Issuing of NBFC license to the Fintech startups will affect the cost of capital and loan disbursement process as well. Nonetheless, it will lead to a reduction in the cost of capital and accelerate the loan disbursal process . Industry experts say that it will lead to further benefits as well, such as frauds will be detected using technology and leakage will be key to scaling up operations. Akash Gehani co-founder of Instamojo said, “It is a natural progression for not just fintech startups companies, but for most tech-based consumer-facing businesses.”
At present most of the fintech companies are actively involved in the business of lending cross-sell services with a registered bank or NBFC.
Fintech brands such as RazorPay, Instamojo, Enkash, BharatPe, and Paytm have collaborated with banks in the country so that they can offer loan facilities to their customers. BharatPe co-founder on his conversation with Economic Times said, “It is fundamentally clear that there is no money in payments. The core business model is lending. As UPI grows more through our platform, we can disburse more loans through our partners.”
There are few fintech startups experts who are utilizing their growing experience and excellence in underwriting loans through a stack of customer data that can help them evolve into primary lenders. Their revenue model is now based on becoming lucrative internet-based incomes.

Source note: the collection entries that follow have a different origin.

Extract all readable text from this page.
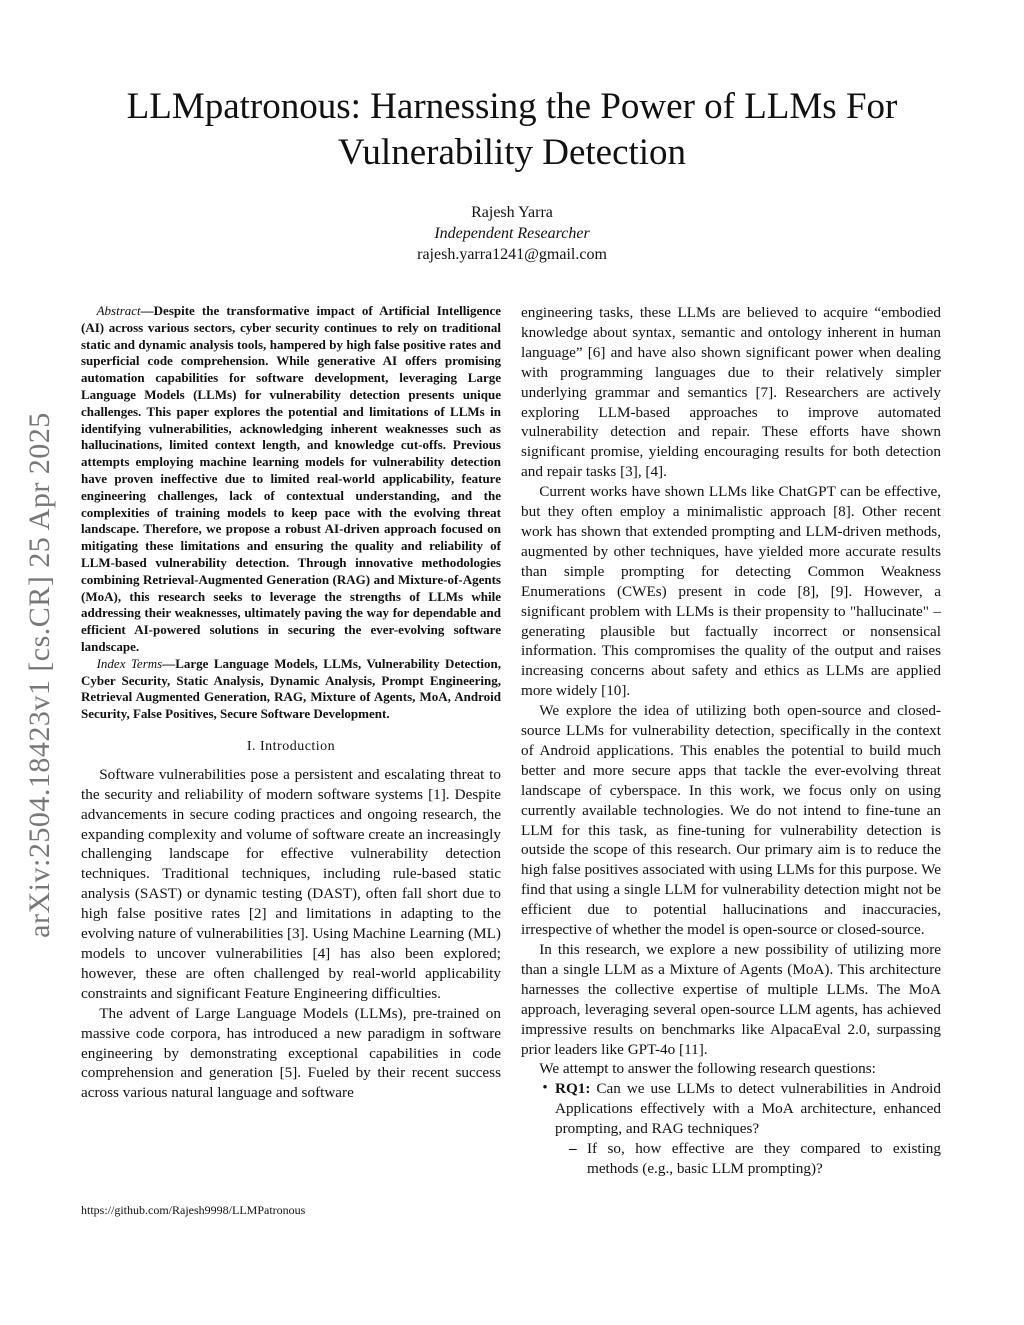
arXiv:2504.18423v1 [cs.CR] 25 Apr 2025
LLMpatronous: Harnessing the Power of LLMs For Vulnerability Detection
Rajesh Yarra
Independent Researcher
rajesh.yarra1241@gmail.com

Abstract—Despite the transformative impact of Artificial Intelligence (AI) across various sectors, cyber security continues to rely on traditional static and dynamic analysis tools, hampered by high false positive rates and superficial code comprehension. While generative AI offers promising automation capabilities for software development, leveraging Large Language Models (LLMs) for vulnerability detection presents unique challenges. This paper explores the potential and limitations of LLMs in identifying vulnerabilities, acknowledging inherent weaknesses such as hallucinations, limited context length, and knowledge cut-offs. Previous attempts employing machine learning models for vulnerability detection have proven ineffective due to limited real-world applicability, feature engineering challenges, lack of contextual understanding, and the complexities of training models to keep pace with the evolving threat landscape. Therefore, we propose a robust AI-driven approach focused on mitigating these limitations and ensuring the quality and reliability of LLM-based vulnerability detection. Through innovative methodologies combining Retrieval-Augmented Generation (RAG) and Mixture-of-Agents (MoA), this research seeks to leverage the strengths of LLMs while addressing their weaknesses, ultimately paving the way for dependable and efficient AI-powered solutions in securing the ever-evolving software landscape.

Index Terms—Large Language Models, LLMs, Vulnerability Detection, Cyber Security, Static Analysis, Dynamic Analysis, Prompt Engineering, Retrieval Augmented Generation, RAG, Mixture of Agents, MoA, Android Security, False Positives, Secure Software Development.

I. Introduction

Software vulnerabilities pose a persistent and escalating threat to the security and reliability of modern software systems [1]. Despite advancements in secure coding practices and ongoing research, the expanding complexity and volume of software create an increasingly challenging landscape for effective vulnerability detection techniques. Traditional techniques, including rule-based static analysis (SAST) or dynamic testing (DAST), often fall short due to high false positive rates [2] and limitations in adapting to the evolving nature of vulnerabilities [3]. Using Machine Learning (ML) models to uncover vulnerabilities [4] has also been explored; however, these are often challenged by real-world applicability constraints and significant Feature Engineering difficulties.

The advent of Large Language Models (LLMs), pre-trained on massive code corpora, has introduced a new paradigm in software engineering by demonstrating exceptional capabilities in code comprehension and generation [5]. Fueled by their recent success across various natural language and software

engineering tasks, these LLMs are believed to acquire “embodied knowledge about syntax, semantic and ontology inherent in human language” [6] and have also shown significant power when dealing with programming languages due to their relatively simpler underlying grammar and semantics [7]. Researchers are actively exploring LLM-based approaches to improve automated vulnerability detection and repair. These efforts have shown significant promise, yielding encouraging results for both detection and repair tasks [3], [4].

Current works have shown LLMs like ChatGPT can be effective, but they often employ a minimalistic approach [8]. Other recent work has shown that extended prompting and LLM-driven methods, augmented by other techniques, have yielded more accurate results than simple prompting for detecting Common Weakness Enumerations (CWEs) present in code [8], [9]. However, a significant problem with LLMs is their propensity to "hallucinate" – generating plausible but factually incorrect or nonsensical information. This compromises the quality of the output and raises increasing concerns about safety and ethics as LLMs are applied more widely [10].

We explore the idea of utilizing both open-source and closed-source LLMs for vulnerability detection, specifically in the context of Android applications. This enables the potential to build much better and more secure apps that tackle the ever-evolving threat landscape of cyberspace. In this work, we focus only on using currently available technologies. We do not intend to fine-tune an LLM for this task, as fine-tuning for vulnerability detection is outside the scope of this research. Our primary aim is to reduce the high false positives associated with using LLMs for this purpose. We find that using a single LLM for vulnerability detection might not be efficient due to potential hallucinations and inaccuracies, irrespective of whether the model is open-source or closed-source.

In this research, we explore a new possibility of utilizing more than a single LLM as a Mixture of Agents (MoA). This architecture harnesses the collective expertise of multiple LLMs. The MoA approach, leveraging several open-source LLM agents, has achieved impressive results on benchmarks like AlpacaEval 2.0, surpassing prior leaders like GPT-4o [11].

We attempt to answer the following research questions:

• RQ1: Can we use LLMs to detect vulnerabilities in Android Applications effectively with a MoA architecture, enhanced prompting, and RAG techniques?
– If so, how effective are they compared to existing methods (e.g., basic LLM prompting)?
https://github.com/Rajesh9998/LLMPatronous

Gehani was quoted as saying in an interview, “My guess is that when you work with these partner banks and NBFCs, some of the learning spills over to you. The bigger concern is not only underwriting but also the recovery of these loans. Things can get a bit tricky.”

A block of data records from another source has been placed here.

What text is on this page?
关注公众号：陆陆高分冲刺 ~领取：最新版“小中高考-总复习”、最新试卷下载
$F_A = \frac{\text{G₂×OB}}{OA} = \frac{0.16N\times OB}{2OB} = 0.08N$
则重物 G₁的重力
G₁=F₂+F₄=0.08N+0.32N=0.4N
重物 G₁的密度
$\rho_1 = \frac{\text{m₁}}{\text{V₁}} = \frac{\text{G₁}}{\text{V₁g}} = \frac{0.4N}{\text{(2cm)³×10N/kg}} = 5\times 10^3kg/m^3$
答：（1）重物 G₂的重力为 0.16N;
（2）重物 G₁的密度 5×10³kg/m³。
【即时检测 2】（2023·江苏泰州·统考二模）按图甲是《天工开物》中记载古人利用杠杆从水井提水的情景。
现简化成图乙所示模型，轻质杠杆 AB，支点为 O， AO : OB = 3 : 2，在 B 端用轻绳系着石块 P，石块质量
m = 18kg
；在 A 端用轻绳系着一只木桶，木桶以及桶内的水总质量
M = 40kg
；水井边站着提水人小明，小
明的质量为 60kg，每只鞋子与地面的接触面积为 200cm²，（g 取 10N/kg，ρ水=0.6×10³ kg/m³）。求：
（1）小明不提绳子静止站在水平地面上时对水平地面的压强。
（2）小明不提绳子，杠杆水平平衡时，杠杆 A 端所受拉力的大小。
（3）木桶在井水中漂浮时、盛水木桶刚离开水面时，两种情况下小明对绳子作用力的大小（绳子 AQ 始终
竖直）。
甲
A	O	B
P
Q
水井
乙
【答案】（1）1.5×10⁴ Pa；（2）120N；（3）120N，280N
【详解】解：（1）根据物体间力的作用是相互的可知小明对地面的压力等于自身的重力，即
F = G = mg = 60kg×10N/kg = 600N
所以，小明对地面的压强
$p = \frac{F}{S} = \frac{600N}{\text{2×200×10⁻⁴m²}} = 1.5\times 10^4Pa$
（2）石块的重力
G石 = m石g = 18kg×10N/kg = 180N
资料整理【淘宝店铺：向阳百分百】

Instamojo is also working in the direction to get an NBFC license. Though, there is a certain amount of risk is involved with these Fintech companies that may hamper the banking ambitions of this sector. The crisis that occurs in the banking sector, which spread out with Infrastructure Leasing and Financial Services[1] (IL&FS) defaulting on its debt obligations in September 2018, had scraped the confidence of the sector.
The collapse has affected systematically formed important NBFCs and snowballed them into a greater risk to the real financial sector, which results in central bank constricting regulations for these non-banks.

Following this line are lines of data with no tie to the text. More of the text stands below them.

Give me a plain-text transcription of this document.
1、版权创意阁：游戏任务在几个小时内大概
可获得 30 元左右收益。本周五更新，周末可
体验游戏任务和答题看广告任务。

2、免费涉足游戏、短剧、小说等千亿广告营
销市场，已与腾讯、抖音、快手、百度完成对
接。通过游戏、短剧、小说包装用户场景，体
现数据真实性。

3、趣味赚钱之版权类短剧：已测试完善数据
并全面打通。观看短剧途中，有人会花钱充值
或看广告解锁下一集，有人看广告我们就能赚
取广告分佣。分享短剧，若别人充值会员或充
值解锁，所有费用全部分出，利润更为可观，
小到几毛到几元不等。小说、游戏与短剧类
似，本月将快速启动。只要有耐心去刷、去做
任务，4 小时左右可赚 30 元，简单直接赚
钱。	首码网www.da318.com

Chairman of the Fintech Convergence Council, Naveen Surya, said, “We have seen over the last 18 months the RBI canceled hundreds of license after a long time.” He further added, “Getting license may be less of an issue for these fintech companies, but maintaining compliance could pose a challenge. “
Top industry expert addresses the risk factor for these start-ups, an expert was quoted as saying, “In India, everyone can give a loan, and the real challenge lies in the recovery of these assets.”